Visitatori protagonisti

“Siamo sempre più consapevoli che l’apertura di un museo al territorio passi attraverso il rendere protagonisti attivi i visitatori di tutte le età, turisti e cittadini- spiega a In Terris il direttore del Museo, Randoldo Frattesi-. Ogni anno, a ottobre aderiamo alla Giornata Nazionale delle Famiglie al Museo, organizzata dall’omonimo progetto “FAMu”, proponendo attività attinenti a un tema condiviso, diverso per ogni edizione. Il nostro Museo, tuttavia, dedica molta attenzione alle famiglie che vengono a visitarlo durante tutto l’anno”. In orario d’apertura, infatti, mette sempre a disposizione strumenti come il Giocablocco e il fumetto Furto a Palazzo Ripanti, per rendere ogni visita un’occasione per scoprire curiosità, giocando e divertendosi in famiglia. “Un piccolo opuscolo, disponibile presso il museo, raccoglie gli appuntamenti annuali e le attività che rivolgiamo a questa utenza che ci sta particolarmente a cuore- sottolinea il professor Frattesi-. Si tratta di laboratori e giochi che permettono sia di festeggiare ricorrenze, sia di fruire le nostre collezioni in maniera divertente. La loro peculiarità è, infatti, quella di coinvolgere l’intera famiglia, in modo che possa sentirsi una vera e propria squadra alla scoperta attiva di cosa può nascondersi dentro le stanze di un museo come il nostro, ma anche di come chiunque, con qualche strumento di supporto, possa leggerlo giocando”. Oltre alla giornata dedicata alle famiglie al Museo – FAMu (ottobre), le ricorrenze in questione sono le festività che celebrano la Pasqua (marzo-aprile), San Floriano (maggio), San Settimio (22 settembre), Santa Lucia (dicembre), ma anche le aperture serali estive (luglio e agosto).
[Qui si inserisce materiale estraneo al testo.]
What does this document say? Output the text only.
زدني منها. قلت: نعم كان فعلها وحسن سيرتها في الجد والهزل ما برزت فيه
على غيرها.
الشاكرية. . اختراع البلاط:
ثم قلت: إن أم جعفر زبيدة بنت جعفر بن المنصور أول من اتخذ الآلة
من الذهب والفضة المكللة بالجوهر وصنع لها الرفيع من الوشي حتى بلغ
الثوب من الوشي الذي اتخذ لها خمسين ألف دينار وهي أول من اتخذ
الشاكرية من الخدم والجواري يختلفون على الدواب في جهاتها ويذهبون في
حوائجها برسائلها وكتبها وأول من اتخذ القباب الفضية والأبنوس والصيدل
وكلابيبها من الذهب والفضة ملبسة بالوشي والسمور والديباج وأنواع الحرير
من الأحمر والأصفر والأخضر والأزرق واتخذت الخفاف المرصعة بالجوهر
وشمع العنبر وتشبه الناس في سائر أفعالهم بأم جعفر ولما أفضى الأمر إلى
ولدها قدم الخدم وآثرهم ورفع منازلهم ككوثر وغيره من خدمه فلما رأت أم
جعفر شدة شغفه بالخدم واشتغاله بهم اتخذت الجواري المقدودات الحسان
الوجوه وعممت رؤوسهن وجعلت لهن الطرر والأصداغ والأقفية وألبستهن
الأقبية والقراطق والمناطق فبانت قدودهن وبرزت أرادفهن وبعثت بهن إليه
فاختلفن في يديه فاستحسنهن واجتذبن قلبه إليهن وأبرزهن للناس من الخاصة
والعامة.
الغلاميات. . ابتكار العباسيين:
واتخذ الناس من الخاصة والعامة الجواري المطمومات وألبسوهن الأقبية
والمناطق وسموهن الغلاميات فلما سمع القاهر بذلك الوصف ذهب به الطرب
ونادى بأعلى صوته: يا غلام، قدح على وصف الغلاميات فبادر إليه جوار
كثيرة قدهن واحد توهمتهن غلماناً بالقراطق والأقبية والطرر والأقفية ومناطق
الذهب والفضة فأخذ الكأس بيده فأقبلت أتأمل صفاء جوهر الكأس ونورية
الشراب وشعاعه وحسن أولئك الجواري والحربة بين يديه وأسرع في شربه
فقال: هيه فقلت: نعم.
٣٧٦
Tutte le attività sono gratuite.  Il Museo Diocesano di Jesi propone alle scuole di  ogni ordine e grado attività didattiche divertenti e adattate alle specifiche esigenze di bambini e ragazzi.

Laboratori didattici

“I diversi laboratori rappresentano il tentativo di promuovere l’educazione al patrimonio culturale dando l’occasione di fare un’esperienza bella e significativa, divertente e arricchente- evidenzia Frattesi-. Le attività sono studiate con l’intento di rendere i partecipanti i veri protagonisti del percorso con modalità esperienziali e attive.Tutti i laboratori sono gestiti dalle operatrici museali, ma la presenza e l’ausilio del docente è fondamentale per la buona riuscita dell’attività. Il nostro staff è a disposizione del personale docente per informazioni dettagliate sulle attività proposte. Ogni proposta può essere declinata e graduata per le varie fasce d’età a partire dai 12 mesi fino ai 19 anni”.  Inoltre “le collezioni del Museo Diocesano permettono di effettuare percorsi tra arte e fede: lo staff è a disposizione per accompagnare i bambini e i ragazzi che frequentano il catechismo alla scoperta delle opere e ad organizzare insieme ai catechisti eventuali attività laboratoriali connesse, anche al di fuori dell’orario di apertura ordinaria”. 

Accessibile a tutti

L’idea di sperimentare un percorso tattile, racconta Frattesi, “è stata a lungo pensata e coltivata nell’ambito della Biennale Arteinsieme – cultura e culture senza barriere, promossa dal Museo Tattile Statale Omero di Ancona ( a cui il nostro Museo Diocesano ha aderito con entusiasmo, anche in virtù delle peculiarità dei numerosi manufatti che conserva, solitamente inaccessibili ai più per la loro natura o per esigenze liturgiche”. E, aggiunge, “toccare questi oggetti, da noi appositamente selezionati, consente a tutti di fare un’esperienza sensoriale significativa per conoscere la tradizione culturale e cultuale del territorio:persone non vedenti o ipovedenti possono arricchire la fruizione di questo percorso con la riproduzione in braille del quadro di Antonino Sarti, opera del 1617 raffigurante il Martirio di San Settimio, primo vescovo di Jesi“. Il percorso, sperimentabile anche come parte integrante di alcuni laboratori per bambini e ragazzi, è personalizzabile in base agli interessi e alle esigenze del pubblico.  “Furto a Palazzo Ripanti” è il titolo di un fumetto che racconta una storia, che ha per protagonista un’immaginaria reliquia rubata nel 1743 da un uomo incappucciato durante una festa data per l’inaugurazione del Palazzo Ripanti (sede del Museo). Attraverso le vicende della reliquia si ripercorre la storia di Jesi, del Palazzo e delle opere conservate nel Museo. “La nostra storia è ogni tanto interrotta da un personaggio guida che chiede di trovare degli oggetti, menzionati nel fumetto, oggi conservati nel Museo: attraverso un codice QR si accede ai contenuti multimediali del percorso creato sulla app gratuita izi.TRAVEL per ascoltare un approfondimento, fare un quiz, sentire un suono e molto altro- afferma Frattesi-.Il tour interattivo del Museo diventa un secondo percorso complementare e parallelo al fumetto, due esperienze che si integrano, ma che possono essere fatte anche indipendentemente l’una dall’altra. Il fumetto e il relativo percorso sono scaturiti dal progetto 2015/2016 “Come ti vorrei…il museo pensato dai giovani”, realizzato grazie al sostegno della Fondazione Cariverona e in collaborazione con la Scuola Secondaria di Primo grado Lorenzini di Jesi e la Scuola Internazionale di Comics – sede di Jesi”.